The U.S. Supreme Court has again allowed the controversial Texas heartbeat law to stay in effect even with lawsuits piling up against it.

The court, which allowed the lawsuits against the measure to proceed, will be expediting the latest challenge and will begin hearing arguments on November 1. The Texas heartbeat bill is one of the U.S.' most restrictive abortion bans, as it prohibits abortion as soon as a fetal heartbeat is detected, around six weeks of pregnancy, a period during which women are yet unaware that they are carrying a child.

According to CBN News, the U.S. Department of Justice has sued to overturn the Texas heartbeat law, causing the Supreme Court justices on Friday to decide if the federal government actually has the right to sue over the controversial Texas abortion ban. The Lone Star's heartbeat bill appears to be a success, however, as it caused an 80% reduction in abortions in the country's second largest state.

"Abortion is our leading cause of death, killing more people than heart disease, cancer, or COVID-19," pro-life group Live Action founder Lila Rose declared. "With unprecedented attacks on human life coming from the highest levels of our federal government, it is more critical than ever that we stand for justice and unite for the lives of children."

Rose reported that up to 2,363 children are "killed by the violence of abortion" in the U.S., arguing that "human life begins at the moment of fertilization, when a unique, individual human life with his or her own genetic code comes into existence."

The Live Action founder added that as early as 21 days from the moment the sperm fertilizes the egg, the child's heart will begin to beat and by six weeks, brain waves begin to develop. At nine weeks or a little above two months, the baby is able to move his or her arms and legs and even hiccup.

"The mass killing of the innocent through abortion is the greatest crisis we face as human beings," Rose remarked, underscoring the violence of how babies in the wom are "torn into pieces," "torn limb from torso by forceps while still alive," have their "skulls...crushed, or stabbked in the heart or head."

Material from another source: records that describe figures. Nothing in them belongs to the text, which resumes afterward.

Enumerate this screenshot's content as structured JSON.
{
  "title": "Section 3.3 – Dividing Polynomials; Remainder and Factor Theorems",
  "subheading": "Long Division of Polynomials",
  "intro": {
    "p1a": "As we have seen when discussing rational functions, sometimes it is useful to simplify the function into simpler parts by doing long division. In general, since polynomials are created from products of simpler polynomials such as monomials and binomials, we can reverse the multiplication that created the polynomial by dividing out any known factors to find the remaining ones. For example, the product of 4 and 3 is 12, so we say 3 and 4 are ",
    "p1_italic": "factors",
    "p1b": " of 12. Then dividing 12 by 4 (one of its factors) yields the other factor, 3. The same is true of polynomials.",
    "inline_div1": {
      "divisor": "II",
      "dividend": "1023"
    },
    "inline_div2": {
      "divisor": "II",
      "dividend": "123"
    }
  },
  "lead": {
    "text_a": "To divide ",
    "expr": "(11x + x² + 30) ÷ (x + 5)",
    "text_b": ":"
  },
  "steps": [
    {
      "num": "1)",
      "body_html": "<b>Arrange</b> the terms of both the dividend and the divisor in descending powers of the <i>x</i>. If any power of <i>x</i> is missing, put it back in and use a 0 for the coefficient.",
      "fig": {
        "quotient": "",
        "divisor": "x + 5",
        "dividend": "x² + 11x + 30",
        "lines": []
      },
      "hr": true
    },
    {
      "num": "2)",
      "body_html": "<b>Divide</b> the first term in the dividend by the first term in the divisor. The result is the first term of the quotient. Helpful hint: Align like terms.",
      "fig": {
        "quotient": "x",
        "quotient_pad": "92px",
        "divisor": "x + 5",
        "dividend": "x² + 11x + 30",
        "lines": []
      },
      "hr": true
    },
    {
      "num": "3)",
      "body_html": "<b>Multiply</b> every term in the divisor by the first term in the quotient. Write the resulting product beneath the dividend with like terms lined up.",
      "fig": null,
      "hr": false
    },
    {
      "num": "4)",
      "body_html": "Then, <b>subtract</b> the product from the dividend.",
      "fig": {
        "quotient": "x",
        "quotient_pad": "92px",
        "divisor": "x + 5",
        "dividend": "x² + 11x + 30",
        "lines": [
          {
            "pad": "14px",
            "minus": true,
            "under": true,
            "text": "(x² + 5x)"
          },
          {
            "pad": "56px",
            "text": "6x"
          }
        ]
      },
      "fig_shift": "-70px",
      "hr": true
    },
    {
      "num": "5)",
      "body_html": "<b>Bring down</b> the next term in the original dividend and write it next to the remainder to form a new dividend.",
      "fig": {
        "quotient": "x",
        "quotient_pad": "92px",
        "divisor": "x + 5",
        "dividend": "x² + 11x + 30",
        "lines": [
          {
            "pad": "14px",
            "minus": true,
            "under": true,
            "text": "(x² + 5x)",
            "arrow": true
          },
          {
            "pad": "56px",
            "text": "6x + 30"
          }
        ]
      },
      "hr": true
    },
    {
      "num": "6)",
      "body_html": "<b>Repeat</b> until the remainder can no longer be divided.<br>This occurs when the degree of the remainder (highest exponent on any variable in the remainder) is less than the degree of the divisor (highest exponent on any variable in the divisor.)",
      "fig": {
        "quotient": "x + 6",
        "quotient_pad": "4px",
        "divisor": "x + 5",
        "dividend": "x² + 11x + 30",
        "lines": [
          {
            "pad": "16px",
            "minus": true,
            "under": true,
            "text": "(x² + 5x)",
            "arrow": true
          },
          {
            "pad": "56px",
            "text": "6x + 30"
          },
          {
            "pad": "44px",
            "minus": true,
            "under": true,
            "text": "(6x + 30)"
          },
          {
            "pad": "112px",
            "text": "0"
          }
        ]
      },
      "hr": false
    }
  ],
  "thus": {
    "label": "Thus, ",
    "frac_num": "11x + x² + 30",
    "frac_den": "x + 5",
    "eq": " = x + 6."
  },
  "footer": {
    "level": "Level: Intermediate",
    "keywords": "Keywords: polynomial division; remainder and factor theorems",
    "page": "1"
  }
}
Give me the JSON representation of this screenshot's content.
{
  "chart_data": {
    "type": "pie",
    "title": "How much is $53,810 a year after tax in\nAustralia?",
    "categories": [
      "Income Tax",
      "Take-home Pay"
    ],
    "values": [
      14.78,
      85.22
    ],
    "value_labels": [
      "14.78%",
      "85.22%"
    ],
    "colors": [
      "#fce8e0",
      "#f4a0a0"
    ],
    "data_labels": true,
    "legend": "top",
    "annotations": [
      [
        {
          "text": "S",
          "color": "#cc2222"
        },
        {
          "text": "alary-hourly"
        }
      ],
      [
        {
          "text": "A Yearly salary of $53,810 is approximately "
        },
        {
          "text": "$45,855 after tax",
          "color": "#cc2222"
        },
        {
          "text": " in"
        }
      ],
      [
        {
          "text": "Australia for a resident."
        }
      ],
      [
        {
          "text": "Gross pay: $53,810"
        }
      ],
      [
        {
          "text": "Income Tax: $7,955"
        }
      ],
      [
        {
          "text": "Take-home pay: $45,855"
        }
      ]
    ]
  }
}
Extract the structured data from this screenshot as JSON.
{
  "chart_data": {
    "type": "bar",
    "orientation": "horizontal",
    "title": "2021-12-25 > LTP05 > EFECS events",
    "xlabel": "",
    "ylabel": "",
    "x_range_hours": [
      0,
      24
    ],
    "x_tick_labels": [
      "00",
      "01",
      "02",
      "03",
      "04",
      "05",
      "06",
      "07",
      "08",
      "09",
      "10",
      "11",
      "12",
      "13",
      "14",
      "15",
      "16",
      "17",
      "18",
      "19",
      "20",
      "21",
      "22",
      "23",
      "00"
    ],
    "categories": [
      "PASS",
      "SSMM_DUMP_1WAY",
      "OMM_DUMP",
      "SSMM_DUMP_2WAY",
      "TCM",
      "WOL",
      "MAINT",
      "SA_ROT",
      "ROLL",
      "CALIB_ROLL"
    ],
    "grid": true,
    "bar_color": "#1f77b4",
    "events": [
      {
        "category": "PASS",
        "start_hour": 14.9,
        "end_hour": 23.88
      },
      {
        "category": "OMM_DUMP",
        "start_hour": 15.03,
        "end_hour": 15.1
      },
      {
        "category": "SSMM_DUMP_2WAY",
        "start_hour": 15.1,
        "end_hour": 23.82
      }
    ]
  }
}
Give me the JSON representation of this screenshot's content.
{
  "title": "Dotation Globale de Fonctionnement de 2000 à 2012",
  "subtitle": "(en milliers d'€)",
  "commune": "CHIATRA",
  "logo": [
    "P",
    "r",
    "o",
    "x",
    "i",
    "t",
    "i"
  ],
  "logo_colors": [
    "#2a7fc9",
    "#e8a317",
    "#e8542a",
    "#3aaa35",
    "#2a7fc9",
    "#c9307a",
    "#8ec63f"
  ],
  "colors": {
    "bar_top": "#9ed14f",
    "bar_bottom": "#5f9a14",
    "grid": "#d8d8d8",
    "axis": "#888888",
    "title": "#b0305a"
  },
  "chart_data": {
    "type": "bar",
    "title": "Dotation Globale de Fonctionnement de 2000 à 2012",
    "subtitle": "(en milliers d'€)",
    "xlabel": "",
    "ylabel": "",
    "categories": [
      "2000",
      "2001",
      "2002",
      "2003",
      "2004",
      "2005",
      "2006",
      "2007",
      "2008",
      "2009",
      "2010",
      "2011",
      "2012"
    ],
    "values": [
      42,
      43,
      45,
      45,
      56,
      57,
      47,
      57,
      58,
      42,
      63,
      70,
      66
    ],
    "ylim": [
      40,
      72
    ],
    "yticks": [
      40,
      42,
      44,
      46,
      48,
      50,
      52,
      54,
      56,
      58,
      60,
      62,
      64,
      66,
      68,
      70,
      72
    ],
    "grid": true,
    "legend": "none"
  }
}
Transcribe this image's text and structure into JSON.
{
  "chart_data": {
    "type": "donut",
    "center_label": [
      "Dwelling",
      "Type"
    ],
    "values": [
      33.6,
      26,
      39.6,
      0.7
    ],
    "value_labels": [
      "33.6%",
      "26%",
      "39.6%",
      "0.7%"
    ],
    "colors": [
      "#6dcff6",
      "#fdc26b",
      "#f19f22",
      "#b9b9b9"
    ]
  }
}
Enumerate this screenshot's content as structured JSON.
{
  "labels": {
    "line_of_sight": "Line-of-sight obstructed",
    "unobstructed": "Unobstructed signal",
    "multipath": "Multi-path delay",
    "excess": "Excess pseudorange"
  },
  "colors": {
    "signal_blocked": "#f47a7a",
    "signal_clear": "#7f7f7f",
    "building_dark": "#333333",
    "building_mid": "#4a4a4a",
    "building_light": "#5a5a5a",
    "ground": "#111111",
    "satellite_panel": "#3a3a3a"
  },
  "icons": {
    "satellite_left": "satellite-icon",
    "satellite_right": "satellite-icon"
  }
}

But Texas pro-life charities are optimistic that the Supreme Court landmark decision on Roe v. Wade, which legalizes abortion across the U.S., will soon be taken down. In fact, such charities have seen an uptick in visits from pregnant women who can no longer legally obtain an abortion under the Texas heartbeat law.

Fox News reported that Loveline, a Houston-based charity founded by former Planned Parenthood director Abby Johnson, observed a 50% nationwide increase in calls just a month after the Texas heartbeat law took effect on September 1. Up to 33% of callers came from Texas.

Meanwhile, the Houston Pregnancy Help Center (HPHC) also recorded increases in several categories from September 2020 to September 2021. It reported a 50% increase in ultrasounds, 42% increase in client visits, and 20% increase in pregnancy tests performed among "abortion-minded" or "abortion-vulnerable" clients and among women who chose not to go through an abortion.

Such groups, like many other pro-life charities and organizations in the state, offer material and financial help such as rental assistance, housing, utilities, and others to women in crisis pregnancies.

In 2019, the Lone Star state had about 200 pregnancy help centers, which together spent an estimated $33 million in materials and services to support 180,000 women, men, youth and families. HPHC and like-minded clinics and facilities also employ medical staff and mental health professionals.

As Texas pro-life charities see an uptick in services and questions over the legal status of abortion in the state, Loveline's Pam Whitehead said that "In the month of October, so far the numbers are even greater every week...For instance just this week we had 46 women reach out for help. That is not typical. Usually we see 15 a week. The numbers are steadily increasing."

The Houston-based Loveline reported that it spent $105,000 in baby registries and household goods from January to September 2021. It also provided 254 hours of therapy, more than $9,000 in scholarships for single moms, $74,777 in rental assistance and served more than 437 women this year alone. The most important is that they have claimed to have saved 11 babies from abortion.